An expert’s advice confuses the mother of her “strictly vegetarian” son who has developed eczema.
“My 9 year old son has developed eczema on his legs, which is bumpy and itchy. The doctor has prescribed topical creams, which improve it, but friends have suggested a lactose-free diet as he also often has a runny nose. He is a strict vegetarian, so I am reluctant to cut out a food group. I have started him on soya milk but have a problem with cheese (which most vegetarian school meals contain). He takes vegetarian omega-3 and omega-6 supplements – when I remember”

Thus runs a query addressed to the Times consultant nutritionalist (Times 2, 4 April 2006, second question), who begins her advice with warnings over environmental allergic reactions accompanied by advice that “your son’s eczema may be unconnected with food, and you need to ensure that his diet does not become unbalanced or lacking in essential nutrients.”

However, the expert advice adds: “Some parents find that cow’s milk and lactose-rich products such as cream, cheese, and milk can make children more snotty; however, there is little hard evidence to back this up and lactose is an essential source of calcium. I recommend that your son continues taking the vegetarian omega-oil supplements, as these essential fatty acids can be very effective.” After more advice the response ends with a recommendation that “if your son’s eczema persists, ask your GP for a referral to a specialist pediatric dietician to help you to work out which foods to cut out and what to replace them with, as it’s essential that you don’t deprive his body of the nutrients he needs to grow.”

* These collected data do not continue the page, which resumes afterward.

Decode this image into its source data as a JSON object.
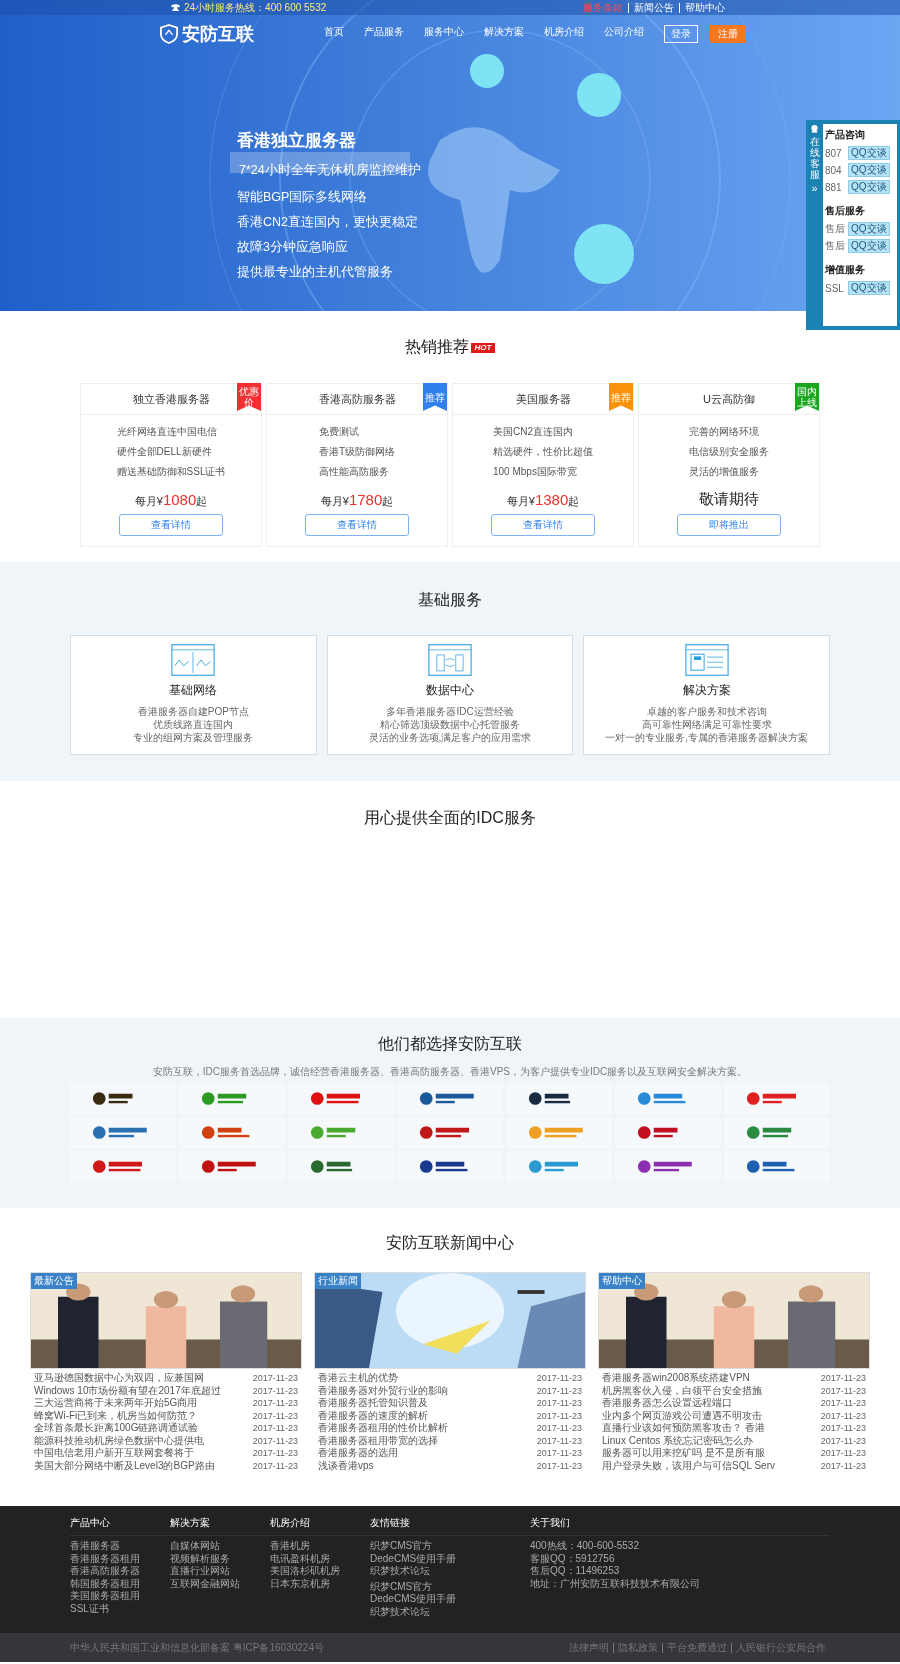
{
  "top_bar": {
    "hotline": "24小时服务热线：400 600 5532",
    "links": [
      "服务条款",
      "新闻公告",
      "帮助中心"
    ]
  },
  "header": {
    "logo": "安防互联",
    "nav": [
      {
        "label": "首页",
        "selected": false
      },
      {
        "label": "产品服务",
        "selected": false
      },
      {
        "label": "服务中心",
        "selected": false
      },
      {
        "label": "解决方案",
        "selected": false
      },
      {
        "label": "机房介绍",
        "selected": false
      },
      {
        "label": "公司介绍",
        "selected": false
      }
    ],
    "login": "登录",
    "register": "注册"
  },
  "hero": {
    "title": "香港独立服务器",
    "subtitle": "7*24小时全年无休机房监控维护",
    "points": [
      "智能BGP国际多线网络",
      "香港CN2直连国内，更快更稳定",
      "故障3分钟应急响应",
      "提供最专业的主机代管服务"
    ]
  },
  "online_service": {
    "title": "在线客服",
    "arrow": "»",
    "groups": [
      {
        "title": "产品咨询",
        "rows": [
          {
            "label": "807",
            "button": "QQ交谈"
          },
          {
            "label": "804",
            "button": "QQ交谈"
          },
          {
            "label": "881",
            "button": "QQ交谈"
          }
        ]
      },
      {
        "title": "售后服务",
        "rows": [
          {
            "label": "售后",
            "button": "QQ交谈"
          },
          {
            "label": "售后",
            "button": "QQ交谈"
          }
        ]
      },
      {
        "title": "增值服务",
        "rows": [
          {
            "label": "SSL",
            "button": "QQ交谈"
          }
        ]
      }
    ]
  },
  "hot": {
    "title": "热销推荐",
    "badge": "HOT",
    "cards": [
      {
        "title": "独立香港服务器",
        "ribbon": "优惠价",
        "color": "#f03030",
        "features": [
          "光纤网络直连中国电信",
          "硬件全部DELL新硬件",
          "赠送基础防御和SSL证书"
        ],
        "kind": "price",
        "price_prefix": "每月¥",
        "price": "1080",
        "price_suffix": "起",
        "button": "查看详情"
      },
      {
        "title": "香港高防服务器",
        "ribbon": "推荐",
        "color": "#2f80ed",
        "features": [
          "免费测试",
          "香港T级防御网络",
          "高性能高防服务"
        ],
        "kind": "price",
        "price_prefix": "每月¥",
        "price": "1780",
        "price_suffix": "起",
        "button": "查看详情"
      },
      {
        "title": "美国服务器",
        "ribbon": "推荐",
        "color": "#f7920a",
        "features": [
          "美国CN2直连国内",
          "精选硬件，性价比超值",
          "100 Mbps国际带宽"
        ],
        "kind": "price",
        "price_prefix": "每月¥",
        "price": "1380",
        "price_suffix": "起",
        "button": "查看详情"
      },
      {
        "title": "U云高防御",
        "ribbon": "国内上线",
        "color": "#18a81e",
        "features": [
          "完善的网络环境",
          "电信级别安全服务",
          "灵活的增值服务"
        ],
        "kind": "coming",
        "text": "敬请期待",
        "button": "即将推出"
      }
    ]
  },
  "basic": {
    "title": "基础服务",
    "cards": [
      {
        "kind": "network",
        "title": "基础网络",
        "lines": [
          "香港服务器自建POP节点",
          "优质线路直连国内",
          "专业的组网方案及管理服务"
        ]
      },
      {
        "kind": "datacenter",
        "title": "数据中心",
        "lines": [
          "多年香港服务器IDC运营经验",
          "精心筛选顶级数据中心托管服务",
          "灵活的业务选项,满足客户的应用需求"
        ]
      },
      {
        "kind": "solution",
        "title": "解决方案",
        "lines": [
          "卓越的客户服务和技术咨询",
          "高可靠性网络满足可靠性要求",
          "一对一的专业服务,专属的香港服务器解决方案"
        ]
      }
    ]
  },
  "idc": {
    "title": "用心提供全面的IDC服务"
  },
  "clients": {
    "title": "他们都选择安防互联",
    "description": "安防互联，IDC服务首选品牌，诚信经营香港服务器、香港高防服务器、香港VPS，为客户提供专业IDC服务以及互联网安全解决方案。"
  },
  "news": {
    "title": "安防互联新闻中心",
    "columns": [
      {
        "tag": "最新公告",
        "items": [
          {
            "title": "亚马逊德国数据中心为双四，应兼国网",
            "date": "2017-11-23"
          },
          {
            "title": "Windows 10市场份额有望在2017年底超过",
            "date": "2017-11-23"
          },
          {
            "title": "三大运营商将于未来两年开始5G商用",
            "date": "2017-11-23"
          },
          {
            "title": "蜂窝Wi-Fi已到来，机房当如何防范？",
            "date": "2017-11-23"
          },
          {
            "title": "全球首条最长距离100G链路调通试验",
            "date": "2017-11-23"
          },
          {
            "title": "能源科技推动机房绿色数据中心提供电",
            "date": "2017-11-23"
          },
          {
            "title": "中国电信老用户新开互联网套餐将于",
            "date": "2017-11-23"
          },
          {
            "title": "美国大部分网络中断及Level3的BGP路由",
            "date": "2017-11-23"
          }
        ]
      },
      {
        "tag": "行业新闻",
        "items": [
          {
            "title": "香港云主机的优势",
            "date": "2017-11-23"
          },
          {
            "title": "香港服务器对外贸行业的影响",
            "date": "2017-11-23"
          },
          {
            "title": "香港服务器托管知识普及",
            "date": "2017-11-23"
          },
          {
            "title": "香港服务器的速度的解析",
            "date": "2017-11-23"
          },
          {
            "title": "香港服务器租用的性价比解析",
            "date": "2017-11-23"
          },
          {
            "title": "香港服务器租用带宽的选择",
            "date": "2017-11-23"
          },
          {
            "title": "香港服务器的选用",
            "date": "2017-11-23"
          },
          {
            "title": "浅谈香港vps",
            "date": "2017-11-23"
          }
        ]
      },
      {
        "tag": "帮助中心",
        "items": [
          {
            "title": "香港服务器win2008系统搭建VPN",
            "date": "2017-11-23"
          },
          {
            "title": "机房黑客伙入侵，白领平台安全措施",
            "date": "2017-11-23"
          },
          {
            "title": "香港服务器怎么设置远程端口",
            "date": "2017-11-23"
          },
          {
            "title": "业内多个网页游戏公司遭遇不明攻击",
            "date": "2017-11-23"
          },
          {
            "title": "直播行业该如何预防黑客攻击？ 香港",
            "date": "2017-11-23"
          },
          {
            "title": "Linux Centos 系统忘记密码怎么办",
            "date": "2017-11-23"
          },
          {
            "title": "服务器可以用来挖矿吗 是不是所有服",
            "date": "2017-11-23"
          },
          {
            "title": "用户登录失败，该用户与可信SQL Serv",
            "date": "2017-11-23"
          }
        ]
      }
    ]
  },
  "footer": {
    "columns": [
      {
        "title": "产品中心",
        "links": [
          "香港服务器",
          "香港服务器租用",
          "香港高防服务器",
          "韩国服务器租用",
          "美国服务器租用",
          "SSL证书"
        ]
      },
      {
        "title": "解决方案",
        "links": [
          "自媒体网站",
          "视频解析服务",
          "直播行业网站",
          "互联网金融网站"
        ]
      },
      {
        "title": "机房介绍",
        "links": [
          "香港机房",
          "电讯盈科机房",
          "美国洛杉矶机房",
          "日本东京机房"
        ]
      },
      {
        "title": "友情链接",
        "links": [
          "织梦CMS官方",
          "DedeCMS使用手册",
          "织梦技术论坛",
          "织梦CMS官方",
          "DedeCMS使用手册",
          "织梦技术论坛"
        ]
      },
      {
        "title": "关于我们",
        "links": [
          "400热线：400-600-5532",
          "客服QQ：5912756",
          "售后QQ：11496253",
          "地址：广州安防互联科技技术有限公司"
        ]
      }
    ],
    "copyright": "中华人民共和国工业和信息化部备案 粤ICP备16030224号",
    "bottom_links": [
      "法律声明",
      "隐私政策",
      "平台免费通过",
      "人民银行公安局合作"
    ]
  }
}
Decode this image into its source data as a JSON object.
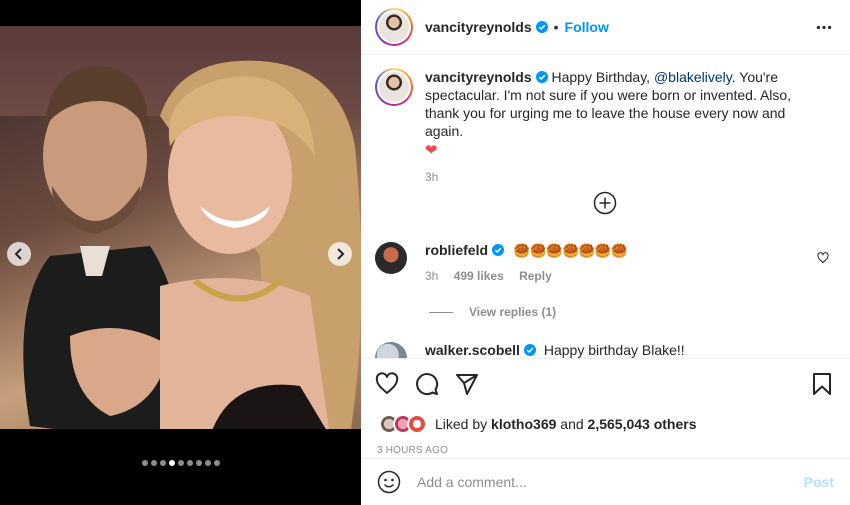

We wonder what the bewildered – and occasionally forgetful – parent makes of this. Lactose is a water-soluble disaccharide that would release the sugars and galactose on hydrolysis and lactic and carbonic acids in certain fermentations. It is a disaccharide sugar peculiar to animal milks. It is not a source of calcium but accompanies the element in animal milks and is used as a sweetener in foods and beverages and pharmaceuticals and dietary supplements: it has the merit in these contexts of avoiding risks presented by other sugars such as glucose (dextrose) or sucrose in causes of tooth decay. Intolerance to lactose may be declining, but some children may suffer from an inability to deal successfully with galactose. And some children react badly with milks from plant sources such as soya.

In this case, there is an inkling of another veggie peculiarity: too high a ratio of omega 6 to omega 3 polyunsaturated fatty acid, which the supplements are unlikely to redress. Veggies have also to consider the content of long-chain PUFAs, such as DHA and EPA, derived from fish, certain sea plants, and fungi, which the supplements may not correct.

Anyway, the expert advice is confusing. Parents must scrutinize those labels!